My girl loves to be held and snuggles right on up to you when you hold her close.  While it's a little more challenging to hold her with tubes going every-which-a-way, I have gotten to where I can hold her quite naturally and almost forget she's connected.  I love our bonding time, especially when she studies me with those big dark eyes of hers.  *Melt my heart!*

I have a certain noise that I make with my tongue to get Abby's attention.  I guess it's a bit of a cluck.  Abby definitely knows it as my sound and will open her eyes when she hears me.  Matt tried to trick her one night when he was visiting her alone by making my sound.  Abby's eyes flew open and she looked for me, but started crying when she saw Matt.  Get your own sound, Daddy!  That's Momma's sound!

Abby's favorite word is monkey.  She smiles really big every time I say it.  It's so cute!!

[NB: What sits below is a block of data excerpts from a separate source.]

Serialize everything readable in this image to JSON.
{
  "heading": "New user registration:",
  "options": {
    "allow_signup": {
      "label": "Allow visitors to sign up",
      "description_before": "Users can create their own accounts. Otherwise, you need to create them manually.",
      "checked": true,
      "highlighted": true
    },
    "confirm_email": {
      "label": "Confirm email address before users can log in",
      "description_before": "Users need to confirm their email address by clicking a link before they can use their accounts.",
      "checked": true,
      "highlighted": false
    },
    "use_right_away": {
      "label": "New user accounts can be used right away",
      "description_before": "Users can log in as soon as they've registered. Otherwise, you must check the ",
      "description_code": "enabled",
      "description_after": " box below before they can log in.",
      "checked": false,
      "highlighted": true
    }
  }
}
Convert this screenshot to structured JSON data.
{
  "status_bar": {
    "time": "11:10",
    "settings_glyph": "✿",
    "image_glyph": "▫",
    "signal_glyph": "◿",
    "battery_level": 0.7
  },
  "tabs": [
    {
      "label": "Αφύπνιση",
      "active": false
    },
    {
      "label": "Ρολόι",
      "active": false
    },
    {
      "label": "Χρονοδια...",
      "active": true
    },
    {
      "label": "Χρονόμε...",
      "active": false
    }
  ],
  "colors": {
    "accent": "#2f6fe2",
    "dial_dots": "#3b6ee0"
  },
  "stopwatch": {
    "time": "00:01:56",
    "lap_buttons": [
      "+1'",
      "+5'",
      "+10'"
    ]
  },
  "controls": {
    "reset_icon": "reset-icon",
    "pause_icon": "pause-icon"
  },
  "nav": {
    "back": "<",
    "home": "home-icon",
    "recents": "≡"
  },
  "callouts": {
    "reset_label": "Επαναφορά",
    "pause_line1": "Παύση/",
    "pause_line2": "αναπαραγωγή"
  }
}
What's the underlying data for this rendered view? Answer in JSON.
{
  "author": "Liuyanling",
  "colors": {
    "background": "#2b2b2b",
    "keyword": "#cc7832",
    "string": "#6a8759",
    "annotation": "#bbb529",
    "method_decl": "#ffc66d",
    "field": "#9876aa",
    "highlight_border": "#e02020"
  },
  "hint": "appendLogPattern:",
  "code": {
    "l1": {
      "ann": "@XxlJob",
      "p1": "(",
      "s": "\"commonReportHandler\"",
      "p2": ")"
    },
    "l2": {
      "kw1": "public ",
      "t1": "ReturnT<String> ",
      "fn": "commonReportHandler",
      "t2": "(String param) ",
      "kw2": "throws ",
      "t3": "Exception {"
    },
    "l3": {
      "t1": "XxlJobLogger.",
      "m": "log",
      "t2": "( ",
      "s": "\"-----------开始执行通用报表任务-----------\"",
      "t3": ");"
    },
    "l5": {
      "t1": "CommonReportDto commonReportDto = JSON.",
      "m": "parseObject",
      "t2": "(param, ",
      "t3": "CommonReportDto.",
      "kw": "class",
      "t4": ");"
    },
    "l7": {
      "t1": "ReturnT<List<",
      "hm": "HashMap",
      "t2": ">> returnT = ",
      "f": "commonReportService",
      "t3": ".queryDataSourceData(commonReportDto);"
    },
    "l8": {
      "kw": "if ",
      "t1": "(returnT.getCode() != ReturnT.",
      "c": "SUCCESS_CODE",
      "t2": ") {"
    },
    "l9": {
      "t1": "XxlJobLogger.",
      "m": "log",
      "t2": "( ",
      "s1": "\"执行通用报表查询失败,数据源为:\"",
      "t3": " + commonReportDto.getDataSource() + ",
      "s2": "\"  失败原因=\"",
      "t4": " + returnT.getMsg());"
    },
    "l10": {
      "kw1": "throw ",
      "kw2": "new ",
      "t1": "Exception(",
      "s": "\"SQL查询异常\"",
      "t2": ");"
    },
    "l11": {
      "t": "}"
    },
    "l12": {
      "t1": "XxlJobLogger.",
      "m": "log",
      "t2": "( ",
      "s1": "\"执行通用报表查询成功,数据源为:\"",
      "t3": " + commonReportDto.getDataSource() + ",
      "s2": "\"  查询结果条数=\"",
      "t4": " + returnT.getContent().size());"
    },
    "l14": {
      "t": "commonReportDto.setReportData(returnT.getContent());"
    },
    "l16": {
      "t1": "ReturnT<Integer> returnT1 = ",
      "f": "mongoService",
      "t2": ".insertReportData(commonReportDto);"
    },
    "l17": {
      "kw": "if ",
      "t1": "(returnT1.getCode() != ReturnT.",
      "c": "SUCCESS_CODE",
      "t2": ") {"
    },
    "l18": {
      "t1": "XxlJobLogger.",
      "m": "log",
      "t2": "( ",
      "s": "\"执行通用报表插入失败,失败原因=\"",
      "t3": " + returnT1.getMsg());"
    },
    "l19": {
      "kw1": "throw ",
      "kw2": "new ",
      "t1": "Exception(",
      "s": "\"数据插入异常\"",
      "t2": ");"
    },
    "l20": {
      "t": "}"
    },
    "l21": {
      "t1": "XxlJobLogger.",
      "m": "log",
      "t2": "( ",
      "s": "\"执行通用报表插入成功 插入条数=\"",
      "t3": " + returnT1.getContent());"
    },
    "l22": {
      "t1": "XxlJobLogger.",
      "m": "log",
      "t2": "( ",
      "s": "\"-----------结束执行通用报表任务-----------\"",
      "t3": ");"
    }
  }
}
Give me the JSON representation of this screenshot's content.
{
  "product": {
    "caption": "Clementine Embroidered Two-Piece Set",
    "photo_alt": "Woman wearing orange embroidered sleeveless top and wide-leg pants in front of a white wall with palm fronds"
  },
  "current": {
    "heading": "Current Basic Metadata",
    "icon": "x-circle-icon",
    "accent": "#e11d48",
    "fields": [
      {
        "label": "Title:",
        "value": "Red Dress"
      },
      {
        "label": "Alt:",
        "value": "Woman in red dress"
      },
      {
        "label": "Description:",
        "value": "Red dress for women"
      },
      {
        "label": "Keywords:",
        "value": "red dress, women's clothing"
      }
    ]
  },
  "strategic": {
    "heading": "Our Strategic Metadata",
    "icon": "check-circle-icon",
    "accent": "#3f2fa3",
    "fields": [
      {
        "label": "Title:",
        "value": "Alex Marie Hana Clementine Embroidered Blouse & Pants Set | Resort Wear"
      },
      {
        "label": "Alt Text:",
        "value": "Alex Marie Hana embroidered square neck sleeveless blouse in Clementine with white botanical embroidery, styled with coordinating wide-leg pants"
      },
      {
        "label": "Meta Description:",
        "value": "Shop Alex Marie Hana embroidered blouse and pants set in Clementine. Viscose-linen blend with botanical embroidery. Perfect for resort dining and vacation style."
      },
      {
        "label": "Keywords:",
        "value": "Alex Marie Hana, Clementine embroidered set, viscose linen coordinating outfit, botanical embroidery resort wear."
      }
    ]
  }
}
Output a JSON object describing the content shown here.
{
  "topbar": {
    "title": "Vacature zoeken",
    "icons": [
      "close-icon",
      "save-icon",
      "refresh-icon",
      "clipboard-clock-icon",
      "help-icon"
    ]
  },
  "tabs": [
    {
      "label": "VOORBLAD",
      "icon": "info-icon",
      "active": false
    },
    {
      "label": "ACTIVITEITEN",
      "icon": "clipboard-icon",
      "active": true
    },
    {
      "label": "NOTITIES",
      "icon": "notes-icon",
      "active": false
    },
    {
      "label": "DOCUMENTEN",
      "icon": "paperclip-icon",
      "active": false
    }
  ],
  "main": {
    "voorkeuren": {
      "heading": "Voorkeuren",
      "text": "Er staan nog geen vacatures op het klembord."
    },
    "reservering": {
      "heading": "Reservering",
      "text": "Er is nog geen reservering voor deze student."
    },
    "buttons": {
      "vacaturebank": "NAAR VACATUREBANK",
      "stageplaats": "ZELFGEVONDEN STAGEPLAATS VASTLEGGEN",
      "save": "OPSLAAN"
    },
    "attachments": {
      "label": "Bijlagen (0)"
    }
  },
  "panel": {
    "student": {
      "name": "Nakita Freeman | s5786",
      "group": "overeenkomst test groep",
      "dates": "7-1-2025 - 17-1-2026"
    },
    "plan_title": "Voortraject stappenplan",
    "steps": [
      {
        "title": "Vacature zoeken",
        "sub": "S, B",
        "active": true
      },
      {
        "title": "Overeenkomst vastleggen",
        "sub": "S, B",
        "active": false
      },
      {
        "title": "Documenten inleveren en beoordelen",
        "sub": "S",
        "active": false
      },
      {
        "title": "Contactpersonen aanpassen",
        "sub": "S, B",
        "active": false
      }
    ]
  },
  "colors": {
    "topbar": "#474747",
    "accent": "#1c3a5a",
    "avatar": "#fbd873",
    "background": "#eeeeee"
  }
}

When I talk to her, I often tell her about what Caleb has been up to, who has come to visit, where we went recently, etc.  It's just the normal stuff that I always did with Caleb as well.  (Matt and I are firm believers that if you want your child to be an early talker with a good vocabulary, you have to talk to him/her in a normal way modeling good vocabulary!  There's no baby talk at our house, folks!)  You should see the way Abby studies me while I'm talking.  It's like she's really taking it all in and comprehending what I'm saying.

My Sleeping Beauty often "cuddles" with her trach tubing by wrapping both hands around it and nuzzling it while she sleeps.  I have informed her that this is weird and that it is not natural to have tubes coming out of your neck, but she still does it.  I guess she doesn't know any differently, so it is normal to her.  Still, I think a teddy bear or a doll is a little softer...and cuter!

So that's a little glimpse of my girl. Since many of you won't get to meet her for quite some time (we're not going to be venturing out in public too much until flu season is over and we figure out how to make her "portable!"), I hope you enjoyed "meeting" Abby.  She's quite a character! 

I think she's going to take after her brother....Lord help us!

Thankful Thursday

Matt and I are incredibly thankful for the many people who have come alongside us to show their love and support.  While we never imagined ourselves in this position, we have been amazed with how God has provided for us.  The thoughtfulness behind the cards, emails, and gifts has been so sweet and we can feel the prayers being said on our behalf.  Abby is one loved little girl! 

Thank you all from the bottom of our hearts.  That seems to be a miniscule way to show our appreciation, but we truly are very thankful for all of you!